Deep Photonic Reservoir Computer Meets UAV Control: An ultra-fast learning-based compensator for agile flight in confined space

TL;DR

This paper introduces a deep photonic reservoir computer integrated with UAV control, achieving ultra-fast learning and inference to improve flight stability in confined, cluttered environments.

Contribution

It pioneers the use of a hardware-implemented deep photonic reservoir computer for real-time UAV dynamic compensation, reducing training time and inference latency significantly.

Findings

Deep PRC achieves residual-force prediction accuracy comparable to or better than TCN/MLP.

Training time reduced from hours to milliseconds; inference latency to nanoseconds.

Enhanced closed-loop tracking stability in confined spaces.

Abstract

Unmanned aerial vehicles (UAVs) operating in confined, cluttered environments face significant performance degradation due to nonlinear, time-varying unmodeled dynamics-such as ground/ceiling effects and wake recirculation-that are unaccounted for in traditional controllers. While learning based compensators (e.g., MLPs, TCNs, LSTMs) struggle with historical data dependency, vanishing gradients, and prohibitive computational costs, this work pioneers the integration of a deep photonic reservoir computer (PRC) with feedforward control to overcome these limitations. Harnessing semiconductor laser dynamics and optical feedback, our hardware implemented deep PRC architecture achieves intrinsic temporal memory without explicit historical inputs, while reducing training time from hours to milliseconds and slashing inference latency to nanoseconds.

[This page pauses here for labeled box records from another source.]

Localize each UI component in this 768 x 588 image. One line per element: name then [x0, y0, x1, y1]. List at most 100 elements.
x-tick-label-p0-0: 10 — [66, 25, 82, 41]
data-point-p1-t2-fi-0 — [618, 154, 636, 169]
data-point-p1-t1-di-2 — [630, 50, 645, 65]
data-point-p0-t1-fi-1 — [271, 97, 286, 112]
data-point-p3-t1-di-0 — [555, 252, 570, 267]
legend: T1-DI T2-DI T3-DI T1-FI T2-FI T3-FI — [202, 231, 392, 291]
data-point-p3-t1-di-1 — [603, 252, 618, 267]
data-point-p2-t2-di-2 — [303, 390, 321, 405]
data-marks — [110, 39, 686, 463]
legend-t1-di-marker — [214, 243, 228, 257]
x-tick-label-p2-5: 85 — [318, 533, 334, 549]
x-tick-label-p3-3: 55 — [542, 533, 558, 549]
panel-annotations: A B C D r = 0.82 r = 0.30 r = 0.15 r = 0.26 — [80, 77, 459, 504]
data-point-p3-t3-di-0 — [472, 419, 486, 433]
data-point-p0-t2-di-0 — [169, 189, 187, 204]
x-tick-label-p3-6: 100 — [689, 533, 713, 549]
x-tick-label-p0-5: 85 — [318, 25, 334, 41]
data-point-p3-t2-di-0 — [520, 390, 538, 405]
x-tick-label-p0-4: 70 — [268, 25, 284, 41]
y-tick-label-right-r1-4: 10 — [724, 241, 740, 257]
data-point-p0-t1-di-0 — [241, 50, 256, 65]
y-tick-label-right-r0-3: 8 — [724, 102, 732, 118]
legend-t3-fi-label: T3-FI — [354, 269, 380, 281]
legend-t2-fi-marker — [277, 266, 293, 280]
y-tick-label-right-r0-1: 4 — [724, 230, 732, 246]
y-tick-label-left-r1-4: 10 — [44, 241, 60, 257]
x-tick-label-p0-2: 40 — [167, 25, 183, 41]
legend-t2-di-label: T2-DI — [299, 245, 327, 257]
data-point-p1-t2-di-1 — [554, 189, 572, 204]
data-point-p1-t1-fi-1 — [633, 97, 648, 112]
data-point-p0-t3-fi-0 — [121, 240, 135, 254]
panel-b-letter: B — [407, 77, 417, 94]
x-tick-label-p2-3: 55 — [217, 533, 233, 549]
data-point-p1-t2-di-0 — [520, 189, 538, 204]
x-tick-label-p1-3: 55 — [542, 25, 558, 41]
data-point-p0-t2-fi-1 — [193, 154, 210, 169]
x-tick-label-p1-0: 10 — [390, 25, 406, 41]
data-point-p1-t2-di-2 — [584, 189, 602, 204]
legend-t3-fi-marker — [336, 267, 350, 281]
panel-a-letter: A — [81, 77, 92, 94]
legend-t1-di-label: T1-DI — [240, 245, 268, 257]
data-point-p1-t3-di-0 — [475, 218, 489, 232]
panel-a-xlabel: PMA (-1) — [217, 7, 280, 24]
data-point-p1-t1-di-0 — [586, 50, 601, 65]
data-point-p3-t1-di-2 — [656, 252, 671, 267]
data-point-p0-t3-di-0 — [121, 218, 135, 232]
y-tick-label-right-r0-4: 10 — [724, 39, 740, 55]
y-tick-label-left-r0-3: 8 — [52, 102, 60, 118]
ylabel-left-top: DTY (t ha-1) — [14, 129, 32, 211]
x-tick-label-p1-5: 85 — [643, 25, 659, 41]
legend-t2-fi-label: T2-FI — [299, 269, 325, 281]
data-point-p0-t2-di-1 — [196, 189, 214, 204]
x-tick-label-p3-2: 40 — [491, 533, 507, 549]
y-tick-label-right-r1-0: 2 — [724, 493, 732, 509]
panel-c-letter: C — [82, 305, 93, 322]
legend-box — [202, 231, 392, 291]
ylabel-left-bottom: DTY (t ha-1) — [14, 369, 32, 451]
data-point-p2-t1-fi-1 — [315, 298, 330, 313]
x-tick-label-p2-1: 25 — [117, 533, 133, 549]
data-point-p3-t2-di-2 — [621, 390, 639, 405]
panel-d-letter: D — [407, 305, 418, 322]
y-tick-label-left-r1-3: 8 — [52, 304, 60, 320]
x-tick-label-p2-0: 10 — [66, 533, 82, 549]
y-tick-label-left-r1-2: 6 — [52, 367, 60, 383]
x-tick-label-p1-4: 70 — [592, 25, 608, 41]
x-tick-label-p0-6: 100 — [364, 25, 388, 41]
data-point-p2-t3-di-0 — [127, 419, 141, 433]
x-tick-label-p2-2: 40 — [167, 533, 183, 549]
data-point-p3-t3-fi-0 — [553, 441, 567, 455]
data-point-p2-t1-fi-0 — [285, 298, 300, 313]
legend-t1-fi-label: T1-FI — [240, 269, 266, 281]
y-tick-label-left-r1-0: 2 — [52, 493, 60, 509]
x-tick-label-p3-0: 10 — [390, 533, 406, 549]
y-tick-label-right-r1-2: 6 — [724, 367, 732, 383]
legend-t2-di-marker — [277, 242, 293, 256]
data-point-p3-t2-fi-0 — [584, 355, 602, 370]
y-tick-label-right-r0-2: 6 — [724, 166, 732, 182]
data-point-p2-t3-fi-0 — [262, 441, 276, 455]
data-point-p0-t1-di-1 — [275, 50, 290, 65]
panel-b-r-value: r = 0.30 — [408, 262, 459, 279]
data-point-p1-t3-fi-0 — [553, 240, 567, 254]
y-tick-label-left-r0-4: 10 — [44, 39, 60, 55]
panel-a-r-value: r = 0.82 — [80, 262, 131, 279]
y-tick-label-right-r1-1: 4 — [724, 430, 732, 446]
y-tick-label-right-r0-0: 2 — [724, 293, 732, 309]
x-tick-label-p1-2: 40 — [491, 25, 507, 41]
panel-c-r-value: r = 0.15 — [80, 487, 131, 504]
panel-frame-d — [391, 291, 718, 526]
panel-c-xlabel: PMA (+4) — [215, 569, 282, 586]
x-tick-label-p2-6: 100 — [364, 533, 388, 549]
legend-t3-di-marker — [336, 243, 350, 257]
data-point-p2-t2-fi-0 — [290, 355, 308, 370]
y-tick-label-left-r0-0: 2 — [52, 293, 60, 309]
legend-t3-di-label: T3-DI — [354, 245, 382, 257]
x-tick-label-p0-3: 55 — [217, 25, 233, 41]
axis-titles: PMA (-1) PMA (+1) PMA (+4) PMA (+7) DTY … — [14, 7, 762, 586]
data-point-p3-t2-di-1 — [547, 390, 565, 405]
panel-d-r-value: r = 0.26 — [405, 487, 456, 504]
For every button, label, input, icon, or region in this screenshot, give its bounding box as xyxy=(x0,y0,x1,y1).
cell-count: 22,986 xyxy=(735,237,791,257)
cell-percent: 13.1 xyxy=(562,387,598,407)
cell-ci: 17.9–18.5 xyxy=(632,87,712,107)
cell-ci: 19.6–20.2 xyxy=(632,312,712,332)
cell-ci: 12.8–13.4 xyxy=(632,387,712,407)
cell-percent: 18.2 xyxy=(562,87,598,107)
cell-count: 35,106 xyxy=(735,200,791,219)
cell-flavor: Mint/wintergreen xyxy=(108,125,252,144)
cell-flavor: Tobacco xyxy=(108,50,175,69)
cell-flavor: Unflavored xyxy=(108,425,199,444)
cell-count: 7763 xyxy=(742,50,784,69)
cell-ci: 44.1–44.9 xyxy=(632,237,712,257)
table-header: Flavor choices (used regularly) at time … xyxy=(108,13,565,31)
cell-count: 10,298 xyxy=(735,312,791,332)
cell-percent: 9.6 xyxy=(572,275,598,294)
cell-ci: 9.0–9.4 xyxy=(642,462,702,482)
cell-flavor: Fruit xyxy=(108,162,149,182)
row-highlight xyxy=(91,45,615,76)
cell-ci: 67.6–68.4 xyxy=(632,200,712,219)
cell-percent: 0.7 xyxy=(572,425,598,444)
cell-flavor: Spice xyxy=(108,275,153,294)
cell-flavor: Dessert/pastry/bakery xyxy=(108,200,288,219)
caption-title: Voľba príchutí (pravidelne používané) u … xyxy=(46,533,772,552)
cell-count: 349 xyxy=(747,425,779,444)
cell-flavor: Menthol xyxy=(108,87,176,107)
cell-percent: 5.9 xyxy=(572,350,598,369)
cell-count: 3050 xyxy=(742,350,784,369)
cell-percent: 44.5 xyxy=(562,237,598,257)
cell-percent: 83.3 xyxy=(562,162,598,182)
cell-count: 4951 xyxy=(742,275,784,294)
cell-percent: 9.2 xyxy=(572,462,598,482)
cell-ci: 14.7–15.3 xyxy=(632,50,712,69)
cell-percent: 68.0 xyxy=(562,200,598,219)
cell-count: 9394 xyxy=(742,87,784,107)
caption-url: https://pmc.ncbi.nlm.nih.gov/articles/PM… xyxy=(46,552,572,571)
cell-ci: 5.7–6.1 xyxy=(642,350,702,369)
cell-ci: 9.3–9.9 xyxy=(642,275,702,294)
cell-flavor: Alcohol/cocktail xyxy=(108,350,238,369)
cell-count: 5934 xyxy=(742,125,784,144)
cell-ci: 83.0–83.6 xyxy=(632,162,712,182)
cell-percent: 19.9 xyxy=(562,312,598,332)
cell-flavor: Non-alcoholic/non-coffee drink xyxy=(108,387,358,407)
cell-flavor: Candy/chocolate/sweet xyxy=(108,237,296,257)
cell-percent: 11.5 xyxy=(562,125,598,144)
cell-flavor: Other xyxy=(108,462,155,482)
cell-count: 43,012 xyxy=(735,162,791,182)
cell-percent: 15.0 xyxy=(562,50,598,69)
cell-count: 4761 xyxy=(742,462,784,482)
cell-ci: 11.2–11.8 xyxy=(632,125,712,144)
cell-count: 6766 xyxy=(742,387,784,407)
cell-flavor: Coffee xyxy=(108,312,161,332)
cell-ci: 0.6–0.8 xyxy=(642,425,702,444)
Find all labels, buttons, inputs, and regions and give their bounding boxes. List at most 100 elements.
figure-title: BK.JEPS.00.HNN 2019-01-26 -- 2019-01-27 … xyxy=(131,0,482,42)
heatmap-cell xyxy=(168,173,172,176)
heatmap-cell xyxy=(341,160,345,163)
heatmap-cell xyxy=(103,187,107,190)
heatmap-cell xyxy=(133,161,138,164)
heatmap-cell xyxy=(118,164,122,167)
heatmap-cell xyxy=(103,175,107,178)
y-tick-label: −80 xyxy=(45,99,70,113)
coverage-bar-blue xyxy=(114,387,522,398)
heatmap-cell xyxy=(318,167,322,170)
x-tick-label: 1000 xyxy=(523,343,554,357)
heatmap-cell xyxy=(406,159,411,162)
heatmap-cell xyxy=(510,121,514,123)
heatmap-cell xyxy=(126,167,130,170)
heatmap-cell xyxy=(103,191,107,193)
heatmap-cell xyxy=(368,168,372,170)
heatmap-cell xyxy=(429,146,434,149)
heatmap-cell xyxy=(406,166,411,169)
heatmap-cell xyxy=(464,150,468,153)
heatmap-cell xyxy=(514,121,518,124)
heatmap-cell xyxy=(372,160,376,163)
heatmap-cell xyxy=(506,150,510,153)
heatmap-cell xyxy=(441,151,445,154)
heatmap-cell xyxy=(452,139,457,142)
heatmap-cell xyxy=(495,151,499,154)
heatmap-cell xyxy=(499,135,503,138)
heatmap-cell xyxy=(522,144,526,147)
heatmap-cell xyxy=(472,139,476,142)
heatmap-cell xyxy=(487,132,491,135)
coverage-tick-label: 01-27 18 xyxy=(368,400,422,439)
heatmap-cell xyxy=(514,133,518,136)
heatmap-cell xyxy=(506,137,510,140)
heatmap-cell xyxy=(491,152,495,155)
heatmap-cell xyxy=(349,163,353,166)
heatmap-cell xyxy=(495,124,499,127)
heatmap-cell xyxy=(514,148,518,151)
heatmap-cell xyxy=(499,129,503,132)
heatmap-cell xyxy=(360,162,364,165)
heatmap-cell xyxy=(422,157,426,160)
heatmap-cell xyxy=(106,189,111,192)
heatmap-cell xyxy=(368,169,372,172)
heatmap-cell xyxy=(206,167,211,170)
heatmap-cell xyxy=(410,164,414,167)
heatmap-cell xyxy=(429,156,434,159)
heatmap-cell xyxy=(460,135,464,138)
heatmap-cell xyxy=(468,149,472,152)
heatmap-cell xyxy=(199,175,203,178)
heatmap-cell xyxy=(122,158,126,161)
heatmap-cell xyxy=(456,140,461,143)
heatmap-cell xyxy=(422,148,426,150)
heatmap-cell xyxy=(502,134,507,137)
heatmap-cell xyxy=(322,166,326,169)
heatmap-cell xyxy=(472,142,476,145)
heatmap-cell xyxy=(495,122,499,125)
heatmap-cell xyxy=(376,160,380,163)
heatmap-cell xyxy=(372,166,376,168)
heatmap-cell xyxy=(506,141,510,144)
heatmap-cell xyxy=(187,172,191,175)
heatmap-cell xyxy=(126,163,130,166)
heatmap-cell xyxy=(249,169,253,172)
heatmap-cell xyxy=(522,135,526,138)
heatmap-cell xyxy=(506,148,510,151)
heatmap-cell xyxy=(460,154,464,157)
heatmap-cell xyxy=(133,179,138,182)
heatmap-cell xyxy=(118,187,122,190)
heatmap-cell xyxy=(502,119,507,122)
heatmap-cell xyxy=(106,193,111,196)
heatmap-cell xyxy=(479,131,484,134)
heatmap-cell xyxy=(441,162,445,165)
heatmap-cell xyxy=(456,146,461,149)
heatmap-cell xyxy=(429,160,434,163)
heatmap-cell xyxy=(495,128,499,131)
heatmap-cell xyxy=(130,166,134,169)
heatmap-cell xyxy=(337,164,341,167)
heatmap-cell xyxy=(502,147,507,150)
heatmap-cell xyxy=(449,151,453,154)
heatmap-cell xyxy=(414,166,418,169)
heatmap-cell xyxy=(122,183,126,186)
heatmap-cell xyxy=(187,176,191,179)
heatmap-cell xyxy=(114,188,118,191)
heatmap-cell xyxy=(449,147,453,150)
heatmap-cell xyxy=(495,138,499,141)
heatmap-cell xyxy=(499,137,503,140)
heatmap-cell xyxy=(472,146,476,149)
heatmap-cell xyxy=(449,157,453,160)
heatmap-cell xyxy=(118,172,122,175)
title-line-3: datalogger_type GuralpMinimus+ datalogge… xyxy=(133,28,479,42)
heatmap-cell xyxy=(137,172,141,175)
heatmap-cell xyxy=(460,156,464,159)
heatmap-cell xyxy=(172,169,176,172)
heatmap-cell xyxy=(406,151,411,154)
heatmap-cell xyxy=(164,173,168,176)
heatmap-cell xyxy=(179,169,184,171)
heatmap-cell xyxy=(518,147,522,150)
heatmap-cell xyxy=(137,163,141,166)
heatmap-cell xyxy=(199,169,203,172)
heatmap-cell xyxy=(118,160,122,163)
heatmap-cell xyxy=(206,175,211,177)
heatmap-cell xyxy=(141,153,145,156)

Reliable high-performance CFD simulations capturing proximity-induced flows demonstrate that deep PRC delivers residual-force prediction accuracy comparable to or exceeding TCN/MLP baselines, while training only a linear readout layer via ridge regression. By injecting these predictions into a nonlinear feedback PID controller via a feedforward channel, the framework significantly enhances closed-loop tracking stability in confined spaces. Essentially, this work establishes the first deep PRC-based lightweight, ultrafast solution for real-time UAV dynamic compensation, with promising extensibility to unseen scenarios with more complex fluid environments.